The economy has been flying on one engine, household spending, while the other, the export sector, struggled with an exchange rate stuck around the US70c mark for most of the year.
High world prices for the major pastoral export commodities provided some offset to the strong dollar, but lately they have started to slip.
The household spending which has propelled the economy of late has been based on strong growth in incomes as a tight labour market delivered more jobs and higher wages.
Spending has been further boosted by the wealth effect from a buoyant housing market as homeowners borrow against the rising value of their properties.
The net effect has been "dis-saving" by the household sector as whole, as it spent $1.14 for every $1 of income.
A key uncertainty for 2006 is how people will respond if the housing market cools as expected.
As higher interest rates bite, growth in house prices tapers off and the job market weakens, consumer spending can be expected to decelerate.

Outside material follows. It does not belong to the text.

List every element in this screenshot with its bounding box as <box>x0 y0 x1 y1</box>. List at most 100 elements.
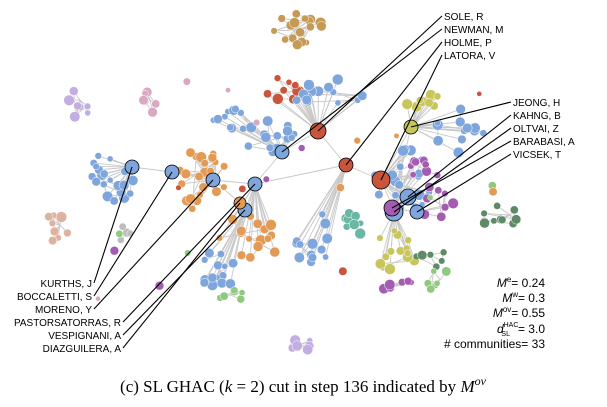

Based on what happened in Australia and Britain when their housing booms ended, the Reserve Bank is expecting the annual rate of growth in household spending to drop sharply from about 5 per cent to zero.
If it does, it will be despite a stimulatory fiscal policy, boosting incomes though the expansion of the Working for Families package and making student loans interest-free.
The most recent Westpac McDermott Miller consumer confidence survey recorded its steepest drop for five years - especially sobering since the labour and housing markets are still strong.
Business confidence is also in the pits.
Profits are squeezed by higher labour and energy costs. And for firms which export or have to compete with imports, the exchange rate has turned from a headwind into a howling gale.
ANZ National Bank's leading index, based on firms' expectations of their own activity and investment and hiring intentions in the bank's monthly sentiment survey, is the weakest it has been since the 1998 recession.
Most of the conditions associated with the last two recessions, in 1991 and 1998, are in place again: a high currency, tight monetary policy, an unsustainable current account deficit, overvalued housing market and inflation at problematic levels, the bank says.
These by themselves did not instigate the recessions that followed but they left the economy vulnerable to the shocks that followed - global recession and the mother of all budgets in 1991, drought and the Asian crisis seven years later.
Over the past year business spending has been almost as important as household consumption in driving economic activity.
"We are seeing significant investment," says Deutsche Bank chief economist Darren Gibbs. "The rate of addition to the capital stock is as great if not greater than anything we have seen in the past 20 years."
But Gibbs said looking ahead the dollar was probably going to fall, so the cost of imported plant and machinery would rise and firms would have less profit to play with. He expects the rate of business investment to decline.
A big and sustained increase in rates of business investment compared with recent decades is essential if the gap in productivity and incomes between New Zealanders and their peers across the Tasman and in the wider OECD is to narrow.
The Treasury says labour productivity made little contribution to economic growth in 2005.
The recent increase in employment and fall in unemployment are likely to have attracted an increasing number of inexperienced and lower-skilled people into the workforce, diluting average productivity. But as those people become more experienced, and given the surge in capital expenditure by businesses, it should lead to higher productivity down the track.
A HARD LANDING?
* Annual economic growth to slow to 1 to 2 per cent.
* Recession remains a possibility, especially if an international shock hits.
* Growth in house prices to slow.
* Annual household spending growth to drop from 5 per cent to zero.
* Business investment to decline, but remain high.